James Hodge '09 says stereotypes aren't always a bad thing.
“Stereotypes are an adaptive mechanism that allow us to see the world with less effort,” Hodge said. “If you had to go through life categorizing every single thing you saw or experienced, it would be exhausting. Luckily, the brain developed a shortcut.”
The problem, Hodge says, is when we use stereotypes about a particular group to categorize one person.
“When applied at an individual level, stereotypes can lose much of their accuracy,” he said. “This is where problems often arise.”
Hodge would know. He’s been researching stereotypes, prejudice, and discrimination for nearly ten years. Today, he’s a fifth-year doctoral student studying social psychology at the University of Vermont wrapping up a four-year study designed to understand the stigma experienced by people living with HIV and AIDS in rural populations.
“We want to learn how community attitude influences perceptions of prejudice and discrimination,” Hodge said “As a society, attitudes toward those with HIV and AIDS have become more accepting, but we wanted to understand the experience of those people who live in more isolated, rural communities. Is it the same as living in a large city?”
Hodge traveled across New England, administering psychological measures and conducting face-to-face interviews with hundreds of research participants to find out if they feel stigmatized by their diagnosis, and if experiencing stigma has affected them.
“Participants often say that when they were first diagnosed with HIV/AIDS, they felt very stigmatized, but now, as a society, people have generally become more accepting and the stigma is less apparent,” Hodge said.
Hodge sees that as a sign of hope.
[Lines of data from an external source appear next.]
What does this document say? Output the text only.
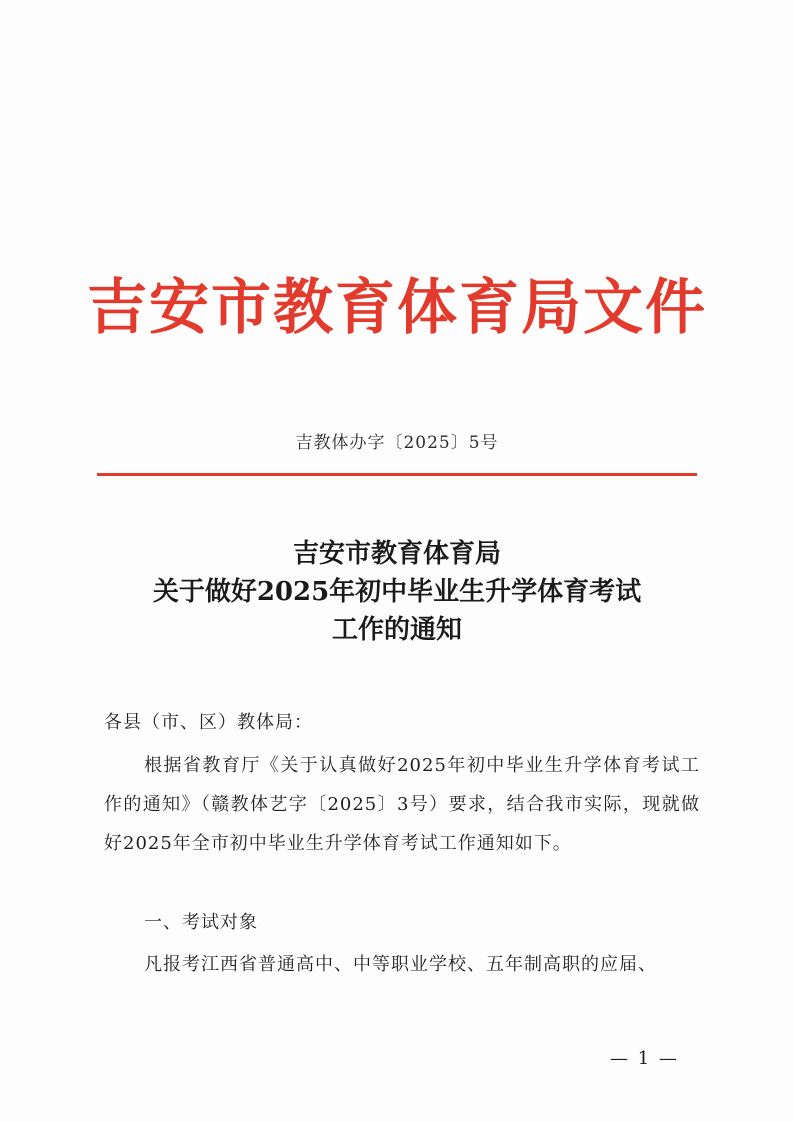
吉安市教育体育局文件
吉教体办字〔2025〕5号
吉安市教育体育局
关于做好2025年初中毕业生升学体育考试
工作的通知
各县（市、区）教体局：

根据省教育厅《关于认真做好2025年初中毕业生升学体育考试工作的通知》（赣教体艺字〔2025〕3号）要求，结合我市实际，现就做好2025年全市初中毕业生升学体育考试工作通知如下。

一、考试对象
凡报考江西省普通高中、中等职业学校、五年制高职的应届、
— 1 —
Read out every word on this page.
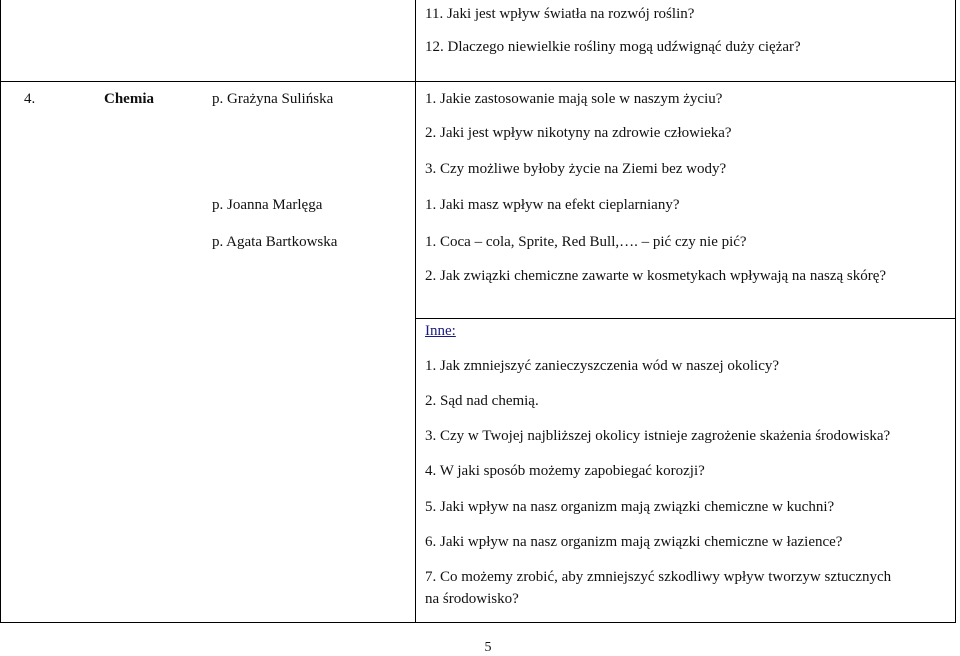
11. Jaki jest wpływ światła na rozwój roślin?
12. Dlaczego niewielkie rośliny mogą udźwignąć duży ciężar?
4.	Chemia	p. Grażyna Sulińska	1. Jakie zastosowanie mają sole w naszym życiu?
2. Jaki jest wpływ nikotyny na zdrowie człowieka?
3. Czy możliwe byłoby życie na Ziemi bez wody?
p. Joanna Marlęga	1. Jaki masz wpływ na efekt cieplarniany?
p. Agata Bartkowska	1. Coca – cola, Sprite, Red Bull,…. – pić czy nie pić?
2. Jak związki chemiczne zawarte w kosmetykach wpływają na naszą skórę?
Inne:
1. Jak zmniejszyć zanieczyszczenia wód w naszej okolicy?
2. Sąd nad chemią.
3. Czy w Twojej najbliższej okolicy istnieje zagrożenie skażenia środowiska?
4. W jaki sposób możemy zapobiegać korozji?
5. Jaki wpływ na nasz organizm mają związki chemiczne w kuchni?
6. Jaki wpływ na nasz organizm mają związki chemiczne w łazience?
7. Co możemy zrobić, aby zmniejszyć szkodliwy wpływ tworzyw sztucznych
na środowisko?
5
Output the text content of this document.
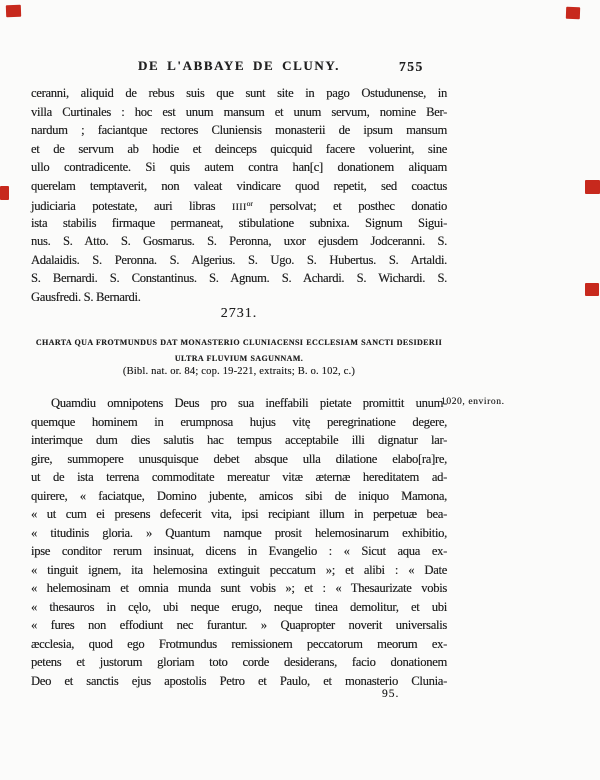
DE L'ABBAYE DE CLUNY.	755
ceranni, aliquid de rebus suis que sunt site in pago Ostudunense, in
villa Curtinales : hoc est unum mansum et unum servum, nomine Ber-
nardum ; faciantque rectores Cluniensis monasterii de ipsum mansum
et de servum ab hodie et deinceps quicquid facere voluerint, sine
ullo contradicente. Si quis autem contra han[c] donationem aliquam
querelam temptaverit, non valeat vindicare quod repetit, sed coactus
judiciaria potestate, auri libras $IIII^{or}$ persolvat; et posthec donatio
ista stabilis firmaque permaneat, stibulatione subnixa. Signum Sigui-
nus. S. Atto. S. Gosmarus. S. Peronna, uxor ejusdem Jodceranni. S.
Adalaidis. S. Peronna. S. Algerius. S. Ugo. S. Hubertus. S. Artaldi.
S. Bernardi. S. Constantinus. S. Agnum. S. Achardi. S. Wichardi. S.
Gausfredi. S. Bernardi.
2731.
CHARTA QUA FROTMUNDUS DAT MONASTERIO CLUNIACENSI ECCLESIAM SANCTI DESIDERII
ULTRA FLUVIUM SAGUNNAM.
(Bibl. nat. or. 84; cop. 19-221, extraits; B. o. 102, c.)
1020, environ.
Quamdiu omnipotens Deus pro sua ineffabili pietate promittit unum-
quemque hominem in erumpnosa hujus vitę peregrinatione degere,
interimque dum dies salutis hac tempus acceptabile illi dignatur lar-
gire, summopere unusquisque debet absque ulla dilatione elabo[ra]re,
ut de ista terrena commoditate mereatur vitæ æternæ hereditatem ad-
quirere, « faciatque, Domino jubente, amicos sibi de iniquo Mamona,
« ut cum ei presens defecerit vita, ipsi recipiant illum in perpetuæ bea-
« titudinis gloria. » Quantum namque prosit helemosinarum exhibitio,
ipse conditor rerum insinuat, dicens in Evangelio : « Sicut aqua ex-
« tinguit ignem, ita helemosina extinguit peccatum »; et alibi : « Date
« helemosinam et omnia munda sunt vobis »; et : « Thesaurizate vobis
« thesauros in cęlo, ubi neque erugo, neque tinea demolitur, et ubi
« fures non effodiunt nec furantur. » Quapropter noverit universalis
æcclesia, quod ego Frotmundus remissionem peccatorum meorum ex-
petens et justorum gloriam toto corde desiderans, facio donationem
Deo et sanctis ejus apostolis Petro et Paulo, et monasterio Clunia-
95.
He says negative stereotypes, such as those surrounding people with HIV and AIDS, can be changed if the person doing the stereotyping is willing to be flexible and think critically.
“When you point it out, if the person has the cognitive resources to see how and why it is wrong, they can change their minds,” he said. “We tend to fall back on stereotypes if we are not reflective and consciously thinking about what the stereotype is saying, and why it may not be true for every single person.”
Hodge plans to share his research findings with AIDS service organizations and through research articles and conference presentations at the Association for Psychological Science (APS), a professional organization for the advancement of scientifically oriented psychology. Hodge just finished his term as president of the APS Student Caucus (APSSC) Executive Board, and is now serving as past-president.
It’s a role he stepped into after serving as the APSSC Undergraduate Advocate, a role most recently filled by another Behrend alumna, Jessica Schubert ’09, a sixth-year doctoral candidate in the clinical psychology program at Binghamton University.
Behrend psychology students are no strangers to APS because they have the opportunity to participate in the annual APS convention as undergraduates. Hodge presented research at the international convention every year.
“At Behrend, I was given a lot of chances to do research, present at conferences, mentor other students, and do community service,” Hodge said. “I learned early on to take advantage of those opportunities, with a perfect example being the APS conventions.”
Hodge said it gave him a leg-up in graduate school. “I acclimated quickly because I’d done a lot of graduate-level work already at Behrend,” he said. “I felt so much more prepared than a lot of my peers.”
With successful alumni like Hodge and Schubert, it would hardly be a surprise if the Behrend psychology program is stereotyped as a place for high achievers and inspired doers.
“I didn’t get where I am today because I’m brilliant,” he said. “I got here because I had a phenomenal support network at Behrend and took advantage of the myriad opportunities I was given there.”